The day started like any other. It was a typical Sunday morning, I had just finished doing some errands with with my mother. As per any ordinary Sunday, my family and I sat together at the table and proceeded to organize lunch. My father had turned on the television to ABC News as he always did whenever we sat together for a meal. This is the moment where it was not an ordinary Sunday any longer. What I had heard next not only shocked me, but it left me with feelings I cannot even begin to describe. Disgusted. Heartbroken. Scared. These feelings barely scrape the surface on the events that had just unfolded in our country. There had been a shooting at a nightclub in Orlando, Florida in the early hours of the morning on June 12th. It had been the second biggest terrorist attack on U.S. soil since 9/11.
For a second time, it had felt like the Earth had stopped again. I sat there with my family digesting the news and wondered to myself "How could this happen?" That sentence repeated in my head on my way to work that day, on the way home and even when I went to sleep. I don't think any of us will understand why these attacks continue to happen all over the world. We will never understand how people could be capable of such malicious acts. We will never understand why the lives of so many innocent people have been taken so soon. We will never understand why these senseless acts of terror never cease to stop. Often times, it seems as soon as the world heals its wound from the last attack, another takes place in a different country. We will never have an answer to any of these questions because as heartbreaking as it may be, there isn't an answer to any of them, and there never will be.
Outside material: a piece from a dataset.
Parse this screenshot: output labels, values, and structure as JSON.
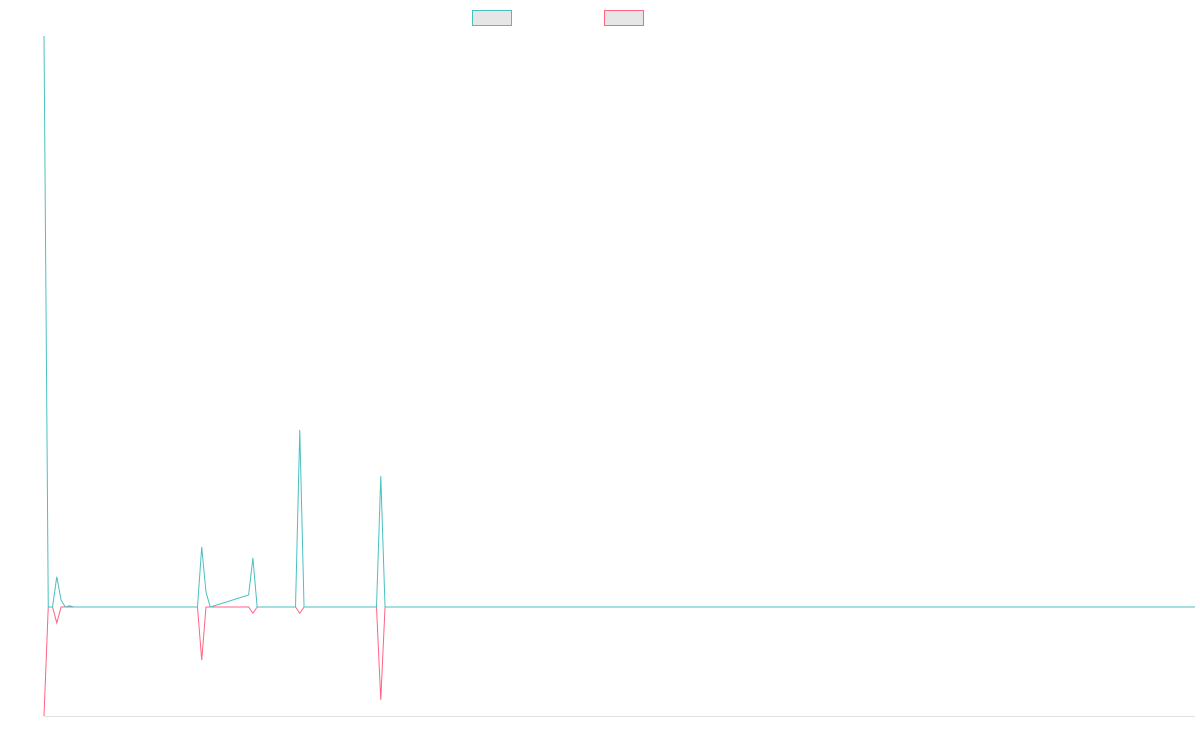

Not much has changed in the fifteen years between 9/11 and the Orlando shooting. People still discriminate and hate those who are different than themselves. Unfortunately, that is something that will most likely never end. Although it didn't take place in my city and I don't know anyone directly affected by this tragedy, I think I can speak for all of us when I say, our hearts are with you Orlando, and our prayers are with the families grieving for the loss of their loved ones.
In the words of Lin Manuel Miranda during his acceptance speech at the 2016 Tony Awards, "Love is love is love is love is love is love is love is love and love cannot be killed or swept aside." They can instill fear in us, they can make all the hateful speeches they want, but this is America. We do not back down. We do not spread hate. And we most certainly do not give up.